Almost three quarters (73 per cent) of defined benefit (DB) pension schemes have taken no material action to change their investment strategy or journey plans amid Covid-19, according to research by Lane Clark and Peacock (LCP).

LCP’s Chart Your Own Course report revealed that just 10 per cent of schemes had reduced investment risk in light of the ongoing pandemic and market turmoil, although this was the most common change amongst those that had taken action.

Looking specifically at the impact on pension schemes themselves, almost half (45 per cent) stated that the pandemic had worsened their funding position, although 46 per cent stated that it had remained “about the same”.

More broadly, 43 per cent of respondents felt that both their funding and covenant positions were holding up despite the pandemic, whilst the remaining 57 per cent had seen either their funding (23 per cent) or covenant (28 per cent) deteriorate, or both (6 per cent).

Just under half (40 per cent) of DB schemes reported increasing the frequency of covenant monitoring amid this landscape, although the majority (54 per cent) had made no changes to this.

Almost two thirds (62 per cent) of DB pension schemes felt that it was too early to tell if the government initiatives have been enough to support scheme sponsors who are struggling, although 15 per cent felt that not enough has been done.

The government introduced a number of easements to support both pension schemes and sponsoring employers throughout the pandemic, including the option to defer deficit reduction contributions.

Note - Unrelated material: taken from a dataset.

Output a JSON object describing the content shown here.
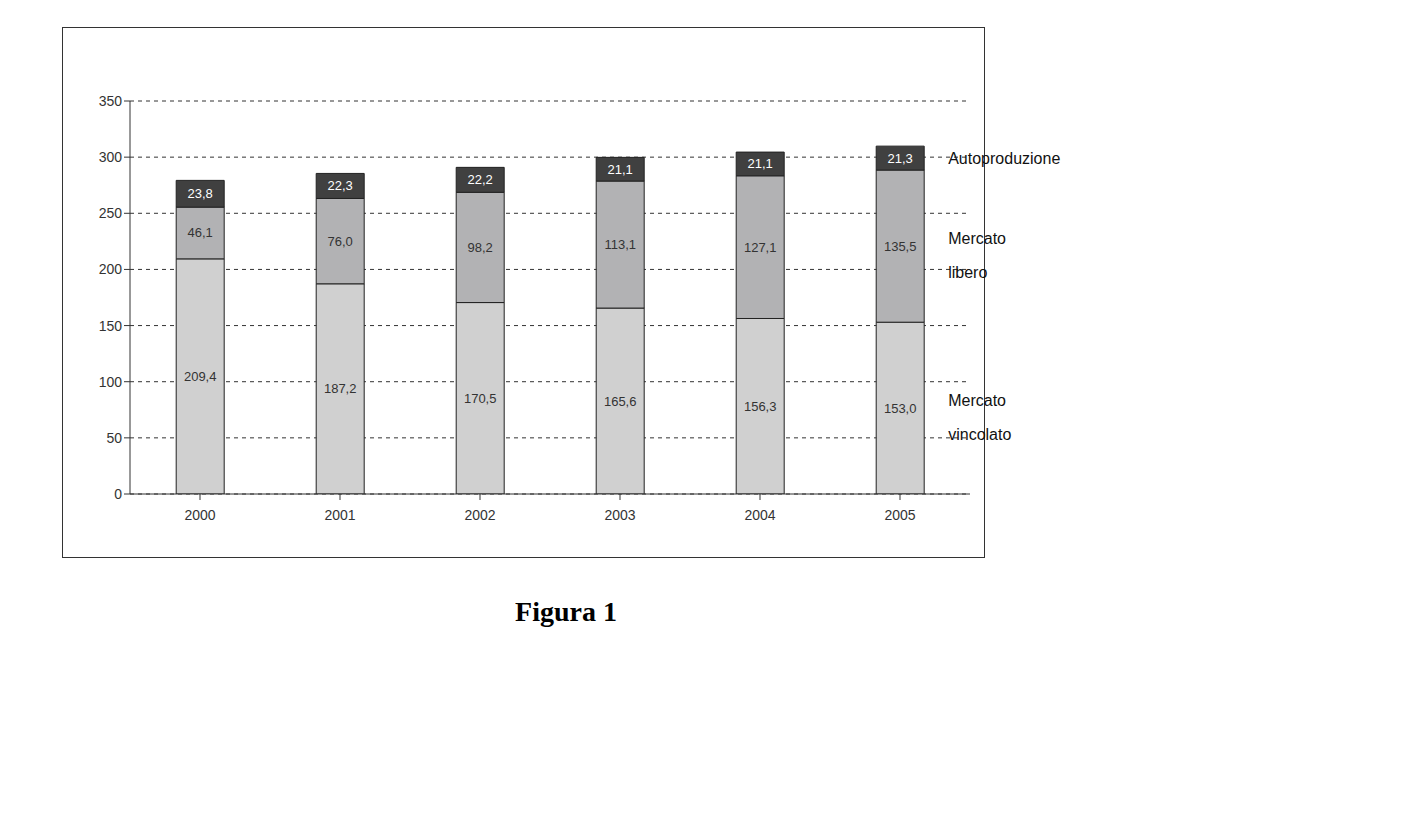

According to LCP's report, 7 per cent of schemes had agreed a deferral on contributions, with most of these being for a three month period, whilst the majority (88 per cent) of schemes stated that a deferral on DRCs had not been requested.

Commenting on the report, LCP partner and co-author, Jill Ampleford, stated: “Since the regulator set the direction of travel towards long-term journey planning back in March, schemes have had to navigate unexpected choppy waters as a result of Covid-19.

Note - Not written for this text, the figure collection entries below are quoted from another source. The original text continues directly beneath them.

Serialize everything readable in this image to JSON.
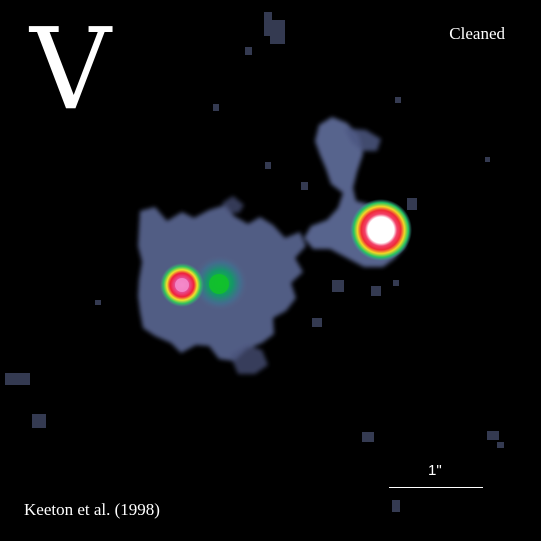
{
  "image": {
    "band": "V",
    "mode": "Cleaned",
    "credit": "Keeton et al. (1998)",
    "scale_bar_label": "1\""
  },
  "colors": {
    "background": "#000000",
    "diffuse_halo": "#5a6287",
    "green_core": "#10c040",
    "yellow_ring": "#e8e020",
    "red_ring": "#e0204a",
    "pink_core": "#f070b0",
    "white_core": "#ffffff",
    "text": "#ffffff"
  },
  "icons": {
    "left_compact_source": "lensed-image-icon",
    "galaxy_core": "galaxy-core-icon",
    "right_bright_source": "bright-quasar-icon"
  }
}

“We don’t know what the true economic fallout of the pandemic will be, so it’s understandable that schemes may want to simply batten down the hatches.

“However, schemes need to guard against inertia and instead make sure they have a robust journey plan.”

Looking forward, over a third (37 per cent) of respondents did not expect to have a contingent funding agreement in place at the next valuation, although a combined 39 per cent expected to have some contingent funding in assets, cash or credits in place.

However, some pension schemes have taken action, with almost half (48 per cent) of trustees having considered other investment opportunities since March 2020, and a further 29 per cent having already implemented opportunistic investments.

LCP have now urged schemes to take steps to prevent from being “buffeted by potential economic storms ahead” and ensure they are meeting any regulatory changes.

This includes keeping the destination of the scheme under review as new options emerge, as well as generally expecting the unexpected, with resilience to change potentially “the difference between success of otherwise".

Trustees were also urged to understanding the covenant, investment and funding risks and how they could jeopardise the long-term plan, with LCP predicting that innovative solutions involving contingent assets or contributions could be increasingly popular.

LCP investment partner and report co-author, Mary Spencer, added: “Schemes are expected to take account of a wide range of risks, including investment risk and the risk of the sponsor not being around in the future.

“It is vital that schemes review the extent to which Covid-19 has changed these two key factors and revise their approach.

“More generally risks don’t stand still, so a scheme’s ability to adapt to change could make all the difference”.